Первым сошел с ума Кац, вторым я. Я стал получать его письма в стиле апреля 1960 года и с тем же правописанием.
«И тогда сказал Аркадий Исаакович: «Сейчас мы едем прописываться», – и мы сели в большую черную машину, не знаю, как она называется, и поехали в управление, и он сказал: «Посиди», и он зашел к генералу, а я совсем немного посидел, и он вышел и сказал: «Все в порядке», – и мы поехали обратно, и нас все узнавали, и мы ехали такие щастливые».
Как мне было хорошо читать эти письма, сидя на куче угля, прячась от начальства, и только один раз пришло письмо вдвое толще, в том же библейском стиле:
«И тогда он сказал мне: «Завтра у нас шефский концерт, может, ты попробуешь что-нибудь свое?» И я прочел твой монолог, и его хорошо принимали, и он сказал: «Мы включим тебя с этим монологом в избранное». Я посылаю тебе программку, посмотри там в глубине».
И только тут я заметил, что держу во второй или в третьей руке программу, развернул – и сошел с ума…
Что мне было делать на той куче угля, и каким же я был, если б сказал своему начальнику Пупенко: «Смотрите, вот программа Райкина, а вот моя фамилия». И я полез в трюм, где сломалась выгребальная машина С-153, что выгребает уголь на просвет под грейфер, и только слеза на пыльной щеке – благодарность себе, судьбе, Кац-Карцеву-Кацу и сказочному стечению обстоятельств.
Как все евреи тянут друг друга, так Кац потащил за собой Ильченко, который к тому времени уже что-то возглавлял в пароходстве и уже приобрел первые навыки в демагогии и безапелляционности. Если б мы его не показали Райкину, он был бы замминистра или зампредоблсовпроса или предзамтурбюро «Карпаты» з пайкамы, з персональной черной, з храпящим шофером в сдвинутом на глаза кепаре, вiн кожний piк вiпочивав бы в санатории ЦК «Лаванда» у «люксе» з бабою, з дитямы, гуляв по вечерам до моря, по субботам напывавсь у компании таких же дундуков, объединенных тайным знанием, что эта система ни к херам не годится, и в любом состоянии решал бы вопросы з населением. Находясь з ним в крайней вражде.
Даже после дальнего плавания или службы на Севере, даже если очень нужен номер в гостинице или даже билет на поезд к мамане отбыть, даже если вы глубоко и затаенно страдаете от неказистой внешности, прикрытой кишиневским плащом, и жизнь своей мозолистой рукой вот-вот разыщет ваше горло, – и в этом невыносимом кульминационном виде не подходите вы к ним вплотную, не устраивайте им удовольствия, мужички, мужчины, парни боевые, рвущие узду, – стой!
Что может быть хуже презирающего конторского хама-холуя? Только женщина из этого подвида. А наличие чудовищной груди и пожарной помады ничего не обещает, ибо никакая темнота не скроет убожества духа, а вспышка света оскорбит твое зрение презрительным лицом с желтыми зубами. Встреча с ней подсудна, как любовь пожарного со студентом.
Матросы! К вам, одуревшим от качки и хорошего питания, обращаюсь я! Клянемся! Общаться с ними только на непреодолимом расстоянии вашей вытянутой руки.

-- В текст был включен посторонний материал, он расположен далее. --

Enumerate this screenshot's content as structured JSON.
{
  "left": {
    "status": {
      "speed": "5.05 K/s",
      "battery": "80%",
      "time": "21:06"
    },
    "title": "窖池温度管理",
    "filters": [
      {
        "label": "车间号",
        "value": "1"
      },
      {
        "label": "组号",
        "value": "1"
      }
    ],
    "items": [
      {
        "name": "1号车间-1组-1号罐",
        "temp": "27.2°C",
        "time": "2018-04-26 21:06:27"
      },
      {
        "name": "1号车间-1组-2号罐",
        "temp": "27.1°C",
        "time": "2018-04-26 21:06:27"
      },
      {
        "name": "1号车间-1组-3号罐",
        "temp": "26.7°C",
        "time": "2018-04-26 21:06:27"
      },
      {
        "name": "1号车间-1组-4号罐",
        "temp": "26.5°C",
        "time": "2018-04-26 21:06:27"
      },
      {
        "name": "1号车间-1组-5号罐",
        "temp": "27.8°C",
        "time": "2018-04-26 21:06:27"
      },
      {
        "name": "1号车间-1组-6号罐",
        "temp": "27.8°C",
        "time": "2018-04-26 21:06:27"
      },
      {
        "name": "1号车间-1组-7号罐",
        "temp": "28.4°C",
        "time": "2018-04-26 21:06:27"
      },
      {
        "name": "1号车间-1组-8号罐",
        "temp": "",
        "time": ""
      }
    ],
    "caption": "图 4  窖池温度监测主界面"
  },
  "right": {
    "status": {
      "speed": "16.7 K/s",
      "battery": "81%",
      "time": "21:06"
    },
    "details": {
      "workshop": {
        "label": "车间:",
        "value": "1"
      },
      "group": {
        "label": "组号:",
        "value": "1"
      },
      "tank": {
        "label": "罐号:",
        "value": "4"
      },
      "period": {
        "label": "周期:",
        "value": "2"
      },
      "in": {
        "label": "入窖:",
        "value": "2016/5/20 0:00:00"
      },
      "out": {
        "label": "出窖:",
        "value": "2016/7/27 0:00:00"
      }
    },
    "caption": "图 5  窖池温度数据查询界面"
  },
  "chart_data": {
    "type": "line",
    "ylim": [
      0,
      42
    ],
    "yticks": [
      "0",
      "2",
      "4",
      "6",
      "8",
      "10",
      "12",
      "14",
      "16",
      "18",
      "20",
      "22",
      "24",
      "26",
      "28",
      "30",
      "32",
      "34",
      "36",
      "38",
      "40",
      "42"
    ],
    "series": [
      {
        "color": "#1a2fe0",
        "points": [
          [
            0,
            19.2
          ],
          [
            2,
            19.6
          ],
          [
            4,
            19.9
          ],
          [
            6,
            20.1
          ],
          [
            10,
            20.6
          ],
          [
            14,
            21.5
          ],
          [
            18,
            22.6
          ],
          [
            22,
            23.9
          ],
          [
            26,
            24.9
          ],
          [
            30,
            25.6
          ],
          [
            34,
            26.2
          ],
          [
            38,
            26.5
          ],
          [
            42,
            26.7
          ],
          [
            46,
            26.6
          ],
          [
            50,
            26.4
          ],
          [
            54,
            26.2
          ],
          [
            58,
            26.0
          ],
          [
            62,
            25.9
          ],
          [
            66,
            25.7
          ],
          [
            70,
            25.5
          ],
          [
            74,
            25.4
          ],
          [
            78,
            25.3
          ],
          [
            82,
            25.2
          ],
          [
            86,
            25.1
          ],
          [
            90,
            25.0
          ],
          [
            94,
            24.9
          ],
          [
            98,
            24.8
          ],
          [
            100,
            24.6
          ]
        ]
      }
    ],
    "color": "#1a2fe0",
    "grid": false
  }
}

Офицер-лейтенант-гардемарин, не торопись! Иди погуляй, постой у Пушкина, покрутись у вокзала. Твое счастье бегает повсюду, а несчастье сидит там, за прилавком, и сипло дышит, колыхая тремя банкетками.
Пусть нас ищут, мужички, какие мы ни есть, а если захотим и договоримся, то нас тоже будет очень не хватать, и, чтоб выманить нас на свидание и соблазнить, суровая дама будет впадать в огромные расходы. Женщина мужского типа противна природе, как лающая корова. Пусть так и бегают в поисках нас. А мы у своих, у маленьких и беззащитных, у женственных и благородных.

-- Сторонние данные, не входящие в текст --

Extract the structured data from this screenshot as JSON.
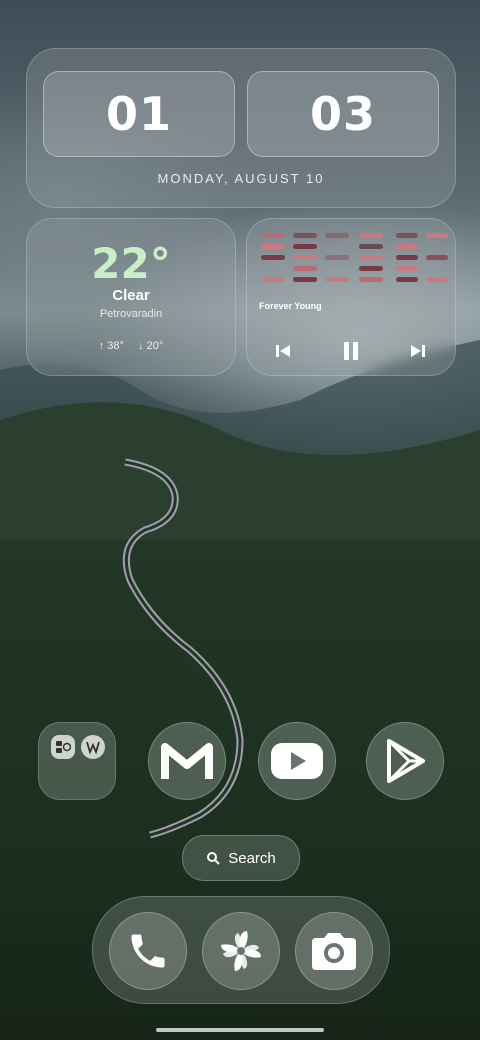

И пока эти круто не развернутся лицом к людям, пока в глазах не сверкнет доброта и в тексте слов не появится обещающий оттенок, – клянемся, как древние греки, с трудом живущие сейчас, что ни одна женщина указанного вида не коснется нас любым своим пальцем. И музыка любви для них не заиграет. И мужеподобие, поднимаясь вверх, пробьется бородой и лысиной, которая не мешает настоящему мужчине, но окончательно гробит бывшую женщину.
Пусть мы без джинсов, но у своих, пусть без пива, но на свободе.
А у нее в кладовке бара грохочет червь, похожий на фарш, трижды пропущенный через мясорубку. Это ее муж. Пусть он и занимается этим черным неблагодарным делом!
О чем я хотел спросить вас.
Так… На это вы все равно не ответите…
От этого вы страдаете так же, как я…
Это вас не интересует, как и меня…
Тут вы мне не добавите… Собственно, у вас те же источники…
На это вы все равно не ответите…
Об этом и слова не скажешь…
Об этом вы тоже ничего не знаете…
Ну а это мы знаем все…
И все-таки спасибо за разговор.
Коммуникабельность через герметичность.
Я квартиру не убираю, я ее просто меняю.
В этой любовной спешке он содрал с себя белье раньше пиджака.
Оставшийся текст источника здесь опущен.